Monday, March 27, 2006

Book No. 4: Love's Forever Changes by Andrew Hultkrans (33 1/3)
Book No. 5: Elvis Costello's Armed Forces by Franklin Bruno (33 1/3)

In preparing myself to start working on my book, I thought it best to read a few more 33 1/3 titles, and these two, which I'd been wanting to read, seemed the most promising choices. I read Forever Changes back around the end of January/early February and Armed Forces through the middle of February, so my impressions are a bit duller than they were when I had just finished the books.

Hultkrans's book is much more enjoyable than Barney Hoskins's Arthur Lee book, which I read last year, although he uses Hoskins as a source. Hultkrans is mainly concerned with the voice of Forever Changes, a voice he calls prophetic in the Old Testament sense. I'm a little distanced from my initial impressions now, but I have a new, greater appreciation for the lyrics of the album, which I had already thought fantastic. "Live and Let Live," in particular, sounds even more like the end of the world, and maybe it is.

Bruno's book doesn't seem to have a central thesis about the album, but is full of fascinating little details and detours (rather like Bruno's music, I think) and similarly heightened my appreciation for an album already near the top of my personal pantheon. One of my brother music geeks described this one as the greatest 33 1/3 book thus far. I don't think I'm willing to go that far, but it's certainly a damn sight better than the one on The Piper At The Gates Of Dawn, and definitely in my top rung.


sfp 12:19 AM, March 29, 2006  

Which one would you argue is better than Armed Forces? (Besides, of course, the upcoming Shoot Out the Lights.)

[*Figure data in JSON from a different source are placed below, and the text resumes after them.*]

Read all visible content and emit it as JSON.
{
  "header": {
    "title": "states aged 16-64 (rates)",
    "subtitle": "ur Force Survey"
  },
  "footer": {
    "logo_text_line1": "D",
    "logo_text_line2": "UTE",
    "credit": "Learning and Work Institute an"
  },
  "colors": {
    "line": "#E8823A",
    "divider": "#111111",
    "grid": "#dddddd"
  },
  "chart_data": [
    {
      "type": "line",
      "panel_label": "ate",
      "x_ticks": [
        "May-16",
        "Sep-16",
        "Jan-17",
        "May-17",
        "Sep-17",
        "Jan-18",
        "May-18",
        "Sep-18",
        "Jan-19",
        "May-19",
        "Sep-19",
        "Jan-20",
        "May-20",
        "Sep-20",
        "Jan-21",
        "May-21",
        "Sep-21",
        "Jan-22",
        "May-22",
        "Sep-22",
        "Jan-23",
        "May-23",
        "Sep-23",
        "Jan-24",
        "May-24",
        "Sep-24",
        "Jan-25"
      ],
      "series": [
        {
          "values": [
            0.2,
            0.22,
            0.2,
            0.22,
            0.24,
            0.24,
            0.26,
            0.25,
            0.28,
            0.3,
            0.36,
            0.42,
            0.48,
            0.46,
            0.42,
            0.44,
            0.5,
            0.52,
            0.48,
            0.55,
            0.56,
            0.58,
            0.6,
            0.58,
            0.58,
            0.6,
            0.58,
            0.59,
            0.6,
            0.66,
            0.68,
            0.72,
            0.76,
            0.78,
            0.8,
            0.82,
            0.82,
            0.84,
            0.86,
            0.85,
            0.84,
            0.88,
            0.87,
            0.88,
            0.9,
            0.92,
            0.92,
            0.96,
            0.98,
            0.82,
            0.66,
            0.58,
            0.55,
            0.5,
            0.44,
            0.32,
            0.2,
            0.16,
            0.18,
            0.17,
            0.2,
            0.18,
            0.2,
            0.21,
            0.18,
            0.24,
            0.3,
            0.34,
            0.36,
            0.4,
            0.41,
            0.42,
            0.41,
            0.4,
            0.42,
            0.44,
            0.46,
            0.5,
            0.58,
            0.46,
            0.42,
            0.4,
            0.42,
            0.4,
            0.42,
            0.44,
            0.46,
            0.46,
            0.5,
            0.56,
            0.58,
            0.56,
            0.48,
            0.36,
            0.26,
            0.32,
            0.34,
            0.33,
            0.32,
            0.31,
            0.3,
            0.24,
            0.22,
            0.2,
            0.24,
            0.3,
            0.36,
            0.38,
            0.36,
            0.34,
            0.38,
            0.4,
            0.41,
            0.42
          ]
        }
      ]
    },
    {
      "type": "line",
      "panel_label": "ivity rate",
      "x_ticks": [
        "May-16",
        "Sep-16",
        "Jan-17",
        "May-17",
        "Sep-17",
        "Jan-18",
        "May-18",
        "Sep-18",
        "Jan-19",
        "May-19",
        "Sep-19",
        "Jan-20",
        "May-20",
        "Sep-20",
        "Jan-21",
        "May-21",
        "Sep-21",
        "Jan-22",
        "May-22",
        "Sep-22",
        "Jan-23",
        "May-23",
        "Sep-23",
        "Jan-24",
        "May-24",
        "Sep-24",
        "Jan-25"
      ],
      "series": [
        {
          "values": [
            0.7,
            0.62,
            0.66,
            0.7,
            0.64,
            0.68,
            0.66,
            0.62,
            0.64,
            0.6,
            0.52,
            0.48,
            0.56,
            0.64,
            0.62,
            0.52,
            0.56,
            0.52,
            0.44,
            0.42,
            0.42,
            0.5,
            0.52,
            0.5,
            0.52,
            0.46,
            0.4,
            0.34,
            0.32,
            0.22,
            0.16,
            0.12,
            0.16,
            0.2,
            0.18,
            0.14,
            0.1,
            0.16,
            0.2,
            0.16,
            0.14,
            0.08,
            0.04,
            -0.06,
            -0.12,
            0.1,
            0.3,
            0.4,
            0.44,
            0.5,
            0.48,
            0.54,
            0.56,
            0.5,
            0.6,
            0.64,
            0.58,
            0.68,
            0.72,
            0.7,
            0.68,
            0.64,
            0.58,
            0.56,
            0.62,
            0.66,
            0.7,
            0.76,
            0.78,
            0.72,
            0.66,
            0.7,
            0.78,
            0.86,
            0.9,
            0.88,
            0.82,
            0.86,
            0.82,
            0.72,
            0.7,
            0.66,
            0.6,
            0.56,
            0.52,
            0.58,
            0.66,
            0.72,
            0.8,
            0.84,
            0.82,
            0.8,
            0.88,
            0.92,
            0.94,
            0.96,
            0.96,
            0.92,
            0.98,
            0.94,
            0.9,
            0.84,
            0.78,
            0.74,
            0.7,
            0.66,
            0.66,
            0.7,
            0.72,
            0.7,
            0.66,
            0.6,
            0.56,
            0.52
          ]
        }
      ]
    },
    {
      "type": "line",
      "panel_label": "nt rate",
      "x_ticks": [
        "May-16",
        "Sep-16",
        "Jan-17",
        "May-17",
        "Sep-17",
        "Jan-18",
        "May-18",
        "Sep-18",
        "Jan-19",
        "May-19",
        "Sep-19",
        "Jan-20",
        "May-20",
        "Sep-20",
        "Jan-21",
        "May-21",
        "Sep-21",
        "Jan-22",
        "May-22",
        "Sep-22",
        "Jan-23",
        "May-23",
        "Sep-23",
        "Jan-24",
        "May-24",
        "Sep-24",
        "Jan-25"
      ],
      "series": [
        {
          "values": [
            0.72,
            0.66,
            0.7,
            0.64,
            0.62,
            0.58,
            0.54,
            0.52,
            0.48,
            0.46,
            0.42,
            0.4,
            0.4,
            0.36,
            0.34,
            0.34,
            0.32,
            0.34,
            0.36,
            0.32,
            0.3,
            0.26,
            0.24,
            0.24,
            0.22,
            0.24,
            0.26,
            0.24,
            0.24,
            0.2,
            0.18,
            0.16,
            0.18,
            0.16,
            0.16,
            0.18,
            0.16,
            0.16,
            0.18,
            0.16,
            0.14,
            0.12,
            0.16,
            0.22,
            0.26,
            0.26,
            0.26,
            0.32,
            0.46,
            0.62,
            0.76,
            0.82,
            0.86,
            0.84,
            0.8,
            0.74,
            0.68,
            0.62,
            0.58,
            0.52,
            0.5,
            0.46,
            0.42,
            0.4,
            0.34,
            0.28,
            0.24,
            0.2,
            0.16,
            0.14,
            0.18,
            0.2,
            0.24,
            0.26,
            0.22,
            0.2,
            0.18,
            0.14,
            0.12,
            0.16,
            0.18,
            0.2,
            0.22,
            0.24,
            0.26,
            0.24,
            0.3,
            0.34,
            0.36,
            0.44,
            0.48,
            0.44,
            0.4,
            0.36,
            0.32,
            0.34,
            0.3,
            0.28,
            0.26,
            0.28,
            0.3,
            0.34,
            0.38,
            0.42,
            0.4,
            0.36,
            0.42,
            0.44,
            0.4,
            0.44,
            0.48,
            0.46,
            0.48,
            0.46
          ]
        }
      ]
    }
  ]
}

Going through the ones I've read: Meat Is Murder I'm on the fence about: it's nicely written, but not really what I'm looking for from the series; Piper at the Gates of Dawn, Village Green Preservation Society, and VU & Nico are really nothing more than MOJO features writ large--competently written and informative but not really telling me anything I didn't know before; Aqualung is more of the same, but I give it points for (1) moderately hardcore musical analysis, and (2) arguing forcefully for something so uncanonical; Sign 'o' the Times is an engaging, breezily written and integrates the personal recollections with the criticism better than anything I've mentioned so far; and Live at the Apollo is wonderful: it pulls together a whole lot of nuts-and-bolts factual material which I was unfamiliar with, and does a great job of evoking James Brown in all his multifariousness, and tying it all together with the Cuban Missile Crisis is a genius move--it's the only other book in the series at Armed Forces' level.

Hayden Childs 2:13 PM, March 29, 2006  

I haven't read Aqualung, Sign O' The Times, or Live at the Apollo.

I'd put both In The Aeroplane Over The Sea and Forever Changes slightly ahead of Armed Forces, though. All three have arguments that alter the way I hear those albums, but, well, maybe it's just my personal affinity for the former two albums over EC's, but they both seemed to hang together as a whole better than Armed Forces.